The Hadejia River (Hausa: kogin Haɗeja) is a river in Northern Nigeria and is a tributary of the Yobe River (Komadugu Yobe).
Among the cities and towns that lie on or near its banks are Hadejia and Nguru.
Damming of the river for the purposes of irrigation has led to a decrease in the amount of water in the Hadejia-Nguru wetlands, which the river forms along with Nguru Lake.

The Hadejia river is now 80% controlled by the Tiga and Challawa Gorge dams in Kano State.

==Flood==
The state government started clearing the Hadejia River's canal and preventing water overflows, after the state experienced significant flooding, this work was started to prevent future floods.
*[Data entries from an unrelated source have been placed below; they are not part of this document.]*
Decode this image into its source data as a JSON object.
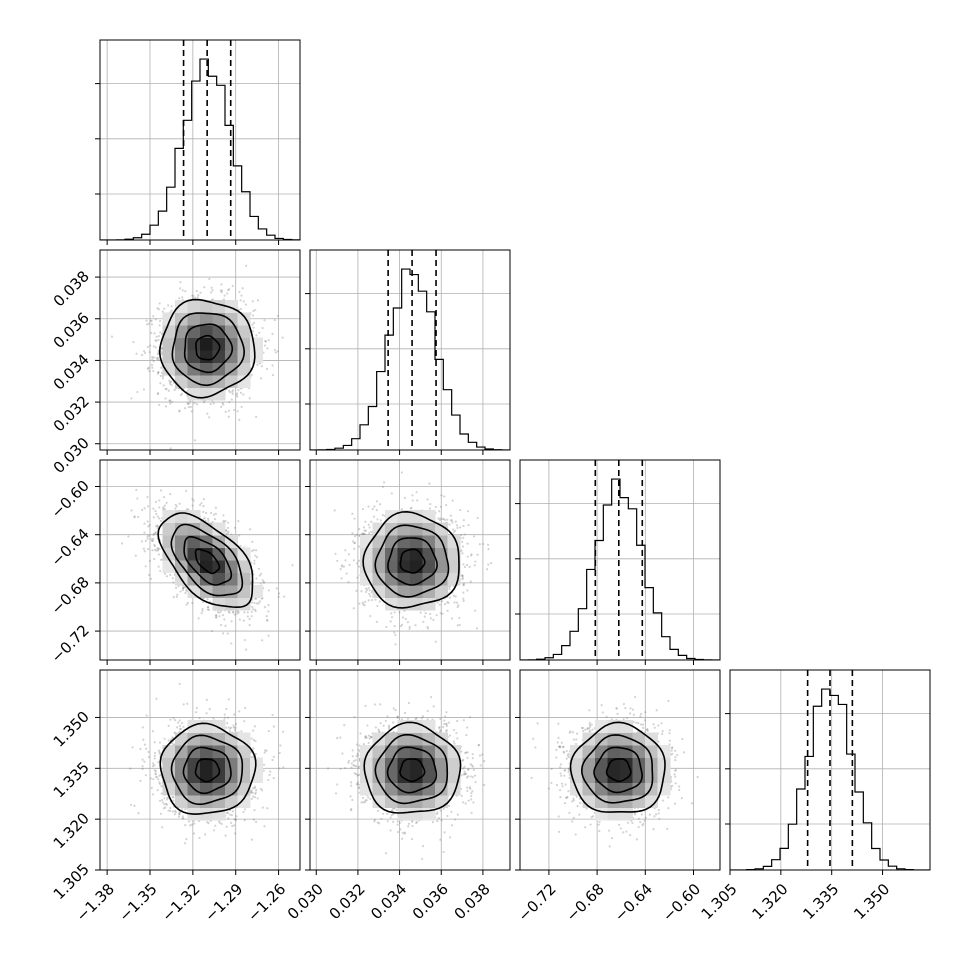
{
  "chart_data": {
    "type": "corner",
    "grid_on": true,
    "parameters": [
      {
        "mean": -1.31,
        "sigma": 0.0165,
        "range": [
          -1.385,
          -1.245
        ],
        "ticks": [
          -1.38,
          -1.35,
          -1.32,
          -1.29,
          -1.26
        ],
        "tick_labels": [
          "−1.38",
          "−1.35",
          "−1.32",
          "−1.29",
          "−1.26"
        ],
        "quantiles": [
          -1.3265,
          -1.31,
          -1.2935
        ],
        "hist_bins": 24
      },
      {
        "mean": 0.0346,
        "sigma": 0.00115,
        "range": [
          0.0297,
          0.0393
        ],
        "ticks": [
          0.03,
          0.032,
          0.034,
          0.036,
          0.038
        ],
        "tick_labels": [
          "0.030",
          "0.032",
          "0.034",
          "0.036",
          "0.038"
        ],
        "quantiles": [
          0.03345,
          0.0346,
          0.03575
        ],
        "hist_bins": 24
      },
      {
        "mean": -0.662,
        "sigma": 0.0195,
        "range": [
          -0.744,
          -0.578
        ],
        "ticks": [
          -0.72,
          -0.68,
          -0.64,
          -0.6
        ],
        "tick_labels": [
          "−0.72",
          "−0.68",
          "−0.64",
          "−0.60"
        ],
        "quantiles": [
          -0.6815,
          -0.662,
          -0.6425
        ],
        "hist_bins": 24
      },
      {
        "mean": 1.3345,
        "sigma": 0.0066,
        "range": [
          1.305,
          1.364
        ],
        "ticks": [
          1.305,
          1.32,
          1.335,
          1.35
        ],
        "tick_labels": [
          "1.305",
          "1.320",
          "1.335",
          "1.350"
        ],
        "quantiles": [
          1.3279,
          1.3345,
          1.3411
        ],
        "hist_bins": 24
      }
    ],
    "correlations": [
      [
        1,
        0,
        -0.55,
        0
      ],
      [
        0,
        1,
        0,
        0
      ],
      [
        -0.55,
        0,
        1,
        0
      ],
      [
        0,
        0,
        0,
        1
      ]
    ],
    "contour_levels_sigma": [
      0.5,
      1.0,
      1.5,
      2.0
    ],
    "colors": {
      "hist": "#000000",
      "contour": "#000000",
      "points": "#808080",
      "density_dark": "#000000",
      "grid": "#b0b0b0"
    }
  }
}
Flood frequency analysis was performed on the maximum annual streamflow data for the River Hadejia gauge station from the Hadejia Jama'are Komadugu TrustFund, Damaturu, for the years 1963 to 2014. For the analysis, three probability distribution functions—Extreme Value Type 1 (EV-1), Lognormal, and Log Pearson Type III—were employed. The models were used to forecast and contrast the associated flood discharge predictions for return periods of 2, 5, 10, 25, 50, 100, and 200 years. At a 200-year return time, the results for EV-1, LN, and LP III showed anticipated discharge values of 157.419, 169.43, and 135.21, respectively. It is advised to use the lognormal distribution model for safe design since the results show that it provides greater flood discharge estimates.

== Climate and weather ==
in Hadejia the weather condition of the wet season is hot and is most of the time cloudy. The dry season is partly cloudy, and the temperature varies from 59 °F. to 105 F.

From March 21 to June 2, the hot season lasts 2.4 months, with an average daily high temperature of over 101 °F. In Hadejia, May is the hottest month of the year, with an average high of 103 °F and low of 80 °F.

From December 9 to January 31, the chilly season, with an average daily high temperature below 90 °F, lasts for 1.7 months. With an average low of 59 °F and a high of 88 °F, January is the coldest month of the year in Hadejia.